1971年にタリフ委員会がオーストラリア国会に提出した報告書によると、クイナナ化学工業はベトナム戦争の期間中、245Tを輸入しており、火災損傷を受けたドラム缶も同社がシンガポールから輸入、安価でここに持ち込んだことがわかっています。火災損傷はシンガポールで受けたもので、加熱によりダイオキシン濃度が かなり高まったと考えられます。(オーストラリア国営放送 2004年10月4日放送)1981年6月10日付オーストラリア国会議事録の中にクイナナ化学工業が輸入していたドラム缶の内容物の分析結果が残されています。それによると、内容物は245Tのブチルエステルで ダイオキシン濃度は 245T基準で 26ppm(全体で19ppm)TCP(トリクロロフェノール=245Tの原料)も 24Dも含まれていませんでした。

クイナナ化学工業の関連会社・ファーム化学(ブリスベーン)の主任だったポール・デビッドソンは、彼自身発疹や甲状腺の異常を抱えており、娘を亡くしていました。彼はそれらの原因が工場で扱っていた除草剤にあると信じていました。彼は次のように証言しています。
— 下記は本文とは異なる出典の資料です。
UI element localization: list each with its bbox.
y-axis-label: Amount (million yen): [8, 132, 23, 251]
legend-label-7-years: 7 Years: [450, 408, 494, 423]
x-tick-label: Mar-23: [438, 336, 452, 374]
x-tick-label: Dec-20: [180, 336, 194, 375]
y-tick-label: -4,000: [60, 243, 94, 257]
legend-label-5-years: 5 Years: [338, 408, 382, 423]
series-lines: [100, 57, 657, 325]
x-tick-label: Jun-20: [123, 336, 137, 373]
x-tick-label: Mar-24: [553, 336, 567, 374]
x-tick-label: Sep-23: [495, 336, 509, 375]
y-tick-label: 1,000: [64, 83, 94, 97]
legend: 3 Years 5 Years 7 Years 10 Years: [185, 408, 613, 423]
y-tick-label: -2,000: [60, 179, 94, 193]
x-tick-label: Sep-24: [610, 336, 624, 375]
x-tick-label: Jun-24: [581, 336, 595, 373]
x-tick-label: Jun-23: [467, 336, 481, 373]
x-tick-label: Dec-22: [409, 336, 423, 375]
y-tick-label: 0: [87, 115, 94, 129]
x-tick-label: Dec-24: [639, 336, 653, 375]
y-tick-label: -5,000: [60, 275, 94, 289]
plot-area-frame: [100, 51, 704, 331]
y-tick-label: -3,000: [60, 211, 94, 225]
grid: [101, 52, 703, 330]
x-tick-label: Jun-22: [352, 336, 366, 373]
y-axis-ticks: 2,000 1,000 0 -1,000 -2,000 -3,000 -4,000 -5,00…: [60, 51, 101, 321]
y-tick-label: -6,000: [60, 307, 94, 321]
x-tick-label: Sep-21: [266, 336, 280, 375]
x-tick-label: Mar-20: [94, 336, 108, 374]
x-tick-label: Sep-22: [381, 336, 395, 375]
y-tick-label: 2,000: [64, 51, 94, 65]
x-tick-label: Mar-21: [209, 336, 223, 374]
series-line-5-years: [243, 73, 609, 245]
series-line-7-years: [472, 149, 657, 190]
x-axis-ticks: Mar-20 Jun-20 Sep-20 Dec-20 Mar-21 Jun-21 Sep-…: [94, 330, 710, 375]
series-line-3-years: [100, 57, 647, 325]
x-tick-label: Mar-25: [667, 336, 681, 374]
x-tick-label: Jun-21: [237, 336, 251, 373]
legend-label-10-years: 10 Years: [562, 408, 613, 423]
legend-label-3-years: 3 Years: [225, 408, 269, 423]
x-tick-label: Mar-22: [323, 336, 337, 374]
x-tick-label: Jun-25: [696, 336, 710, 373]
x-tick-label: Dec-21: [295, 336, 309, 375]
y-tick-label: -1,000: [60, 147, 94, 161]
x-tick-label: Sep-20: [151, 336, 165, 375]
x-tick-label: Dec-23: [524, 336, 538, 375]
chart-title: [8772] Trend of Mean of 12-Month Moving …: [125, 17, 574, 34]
「工場では除草剤をクリーク(小川)に投棄していました。そのクリークはブリスベーン川に通じています。245Tは蜂蜜色した流動性のある液体で、軽油で希釈して雑草に散布していました。ところが焼け焦げのあるドラム缶の内容物は真っ黒で、表面に白い結晶が成長していて、まっとうなものではないと思いました。」

しかし、彼は上司から熱湯の入った容器に入れて内容物を溶かすように指示されました。(ABCオーストラリア国営放送 2004年10月3日)これだけでは判断できませんが、「黒い内容物に白い結晶」とは保管状態のよくないフェノール系の化学物質によくみられる現象です。熱湯の中で溶解させるという取り出し方も同じです。ポールが記憶しているドラム缶の内容物はフェノール系である245TCP(245Tの原料)だったかもしれません。

1970年代になって、林業労働者の元に配布された除草剤は「焼け焦げのあるドラム缶に入っていて、ラベルはなく、内容物は 黒または 暗褐色の粘性のある液体だった」といいます。国立大教授ベン・セリンジャーも彼が発見したドラム缶の中身は「黒くて粘性があり、純粋の245Tではなかった」と証言しています。(ABCオーストラリア国営放送 2004年10月3日)工場主任・ポールが見た内容物とは別物のようです。

このようにオーストラリアはニュージーランドとともに枯葉剤の加工工場の役割を負い、品質の異なる様々な「枯葉剤」が持ち込まれていたようです。これらは1971年の枯葉作戦中止に伴ってオーストラリア国内で消費されるようになったことから問題が表面化したものですが、それ以前は品質に関係なくベトナムの密林や民衆の頭上に連日降り注いでいたのです。

-----------------------------------
■オーストラリアや、先日このシリーズがとりあげていたニュージーランドなどは、自然破壊などとは無縁な空間と信じられてきたかもしれない。■しかし、すくなくともベトナム戦争の余波である枯葉剤によって、大量の有害な化学物質がもちこまれていたことがわかる。■そして、重要なことは、ベトナムでの枯葉剤の「後遺症」は、もっと深刻なのに、すでに「過去」のことのようにあつかわれている点だ。■ニュージーランドやオーストラリアはアングロ・ケルティック系の先進諸国の一部だから兵器として被害者がでなくても、問題化したわけだ。■ベトナムに関しては、みんながわすれたがっているようである。■日本人が水俣病をわすれたがり、四日市ぜんそくをわすれたがってきたように。